Too often marriages fall apart because people value other more temporary things above their spouse. I’m guilty of this too – even when I think I’m doing good I only need to look at my diary and my bank balance to identify what I really think. By God’s grace I press on.

4.       It takes some digging

I once heard someone say:

‘You can’t have your treasure unless you’re prepared to dig it up from the dirt’.

It’s the same with marriage. Most marriage vows have the following words:

“For better, for worse,

For richer, for poorer,

In sickness, in health,

Until death do us part.”

I wonder how many of us are actually aware of the covenant we are making on our wedding day. We are basically saying, ‘when it’s easy AND WHEN IT SEEMS IMPOSSIBLE’.

I will love you Bex when you buy me presents and when you leave my DVDs out of the cases so that CJ scratches them to high heaven.

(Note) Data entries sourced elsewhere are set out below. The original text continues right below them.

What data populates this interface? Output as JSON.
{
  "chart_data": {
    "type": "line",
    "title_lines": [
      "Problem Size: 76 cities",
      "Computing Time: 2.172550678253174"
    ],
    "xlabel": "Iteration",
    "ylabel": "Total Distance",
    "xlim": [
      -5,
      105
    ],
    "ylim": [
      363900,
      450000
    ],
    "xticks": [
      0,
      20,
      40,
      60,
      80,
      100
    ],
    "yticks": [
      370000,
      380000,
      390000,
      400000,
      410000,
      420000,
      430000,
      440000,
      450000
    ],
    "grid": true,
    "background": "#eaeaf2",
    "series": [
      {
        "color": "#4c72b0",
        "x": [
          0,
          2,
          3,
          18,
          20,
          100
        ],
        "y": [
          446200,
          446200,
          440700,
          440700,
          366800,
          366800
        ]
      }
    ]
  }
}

I will love you Bex when you give me steak and when you give me couscous for the fifth day running

The above two comments are obviously somewhat silly – Bex doesn’t give me couscous that often, but the point is we need to understand that marriage takes effort.

We live in a throw away society where the moment things get difficult or damaged we think ‘I’ll chuck this one and get a new one’. If my iPhone breaks my brain will start planning my purchase of a new one rather than looking to fix the old one. Sometimes we have the same view with marriage.

If you want to experience true joy and pleasure in your marriage, if you want to experience that buried treasure then you need to roll your sleeves up and get your hands dirty – no relationship is exempt from this!

5.       Marriage helps make me more like Christ

For about 22 years I plodded on through my life, thinking I was pretty cool and yes I knew I was a sinner but all in all I considered myself a good guy who was doing well in his walk with God.

Then I got married and it was like someone stuck a mirror in front of my face for every second of every day – ouch! I saw more of my depravity than I had ever seen before.

It was the just the little things it was also the big things – I’d never seen how selfish I was.

Before marriage I was only responsible for me, my day to day was geared around Jez and then I realised that everything had to change, I was now living in a partnership with someone who wasn’t Jez, it was no longer ‘me’, but it was ‘we’.

5 years on and I am marginally better with this, my wife amazingly remains a fantastic example of selflessness and love – I have still got a long way to go – what a kick to my ego this has been – but my goodness how grateful I am for it.

Marriage helps me in my process of becoming more like Christ – I am able to see my shortcomings more visibly in the context of my relationship with Bex, and it gives me the chance to allow God to work his sanctifying grace in my life and I am tremendously grateful to God and to Bex for this.
So here’s to the next 5 years!
What observations have you had about marriage so far?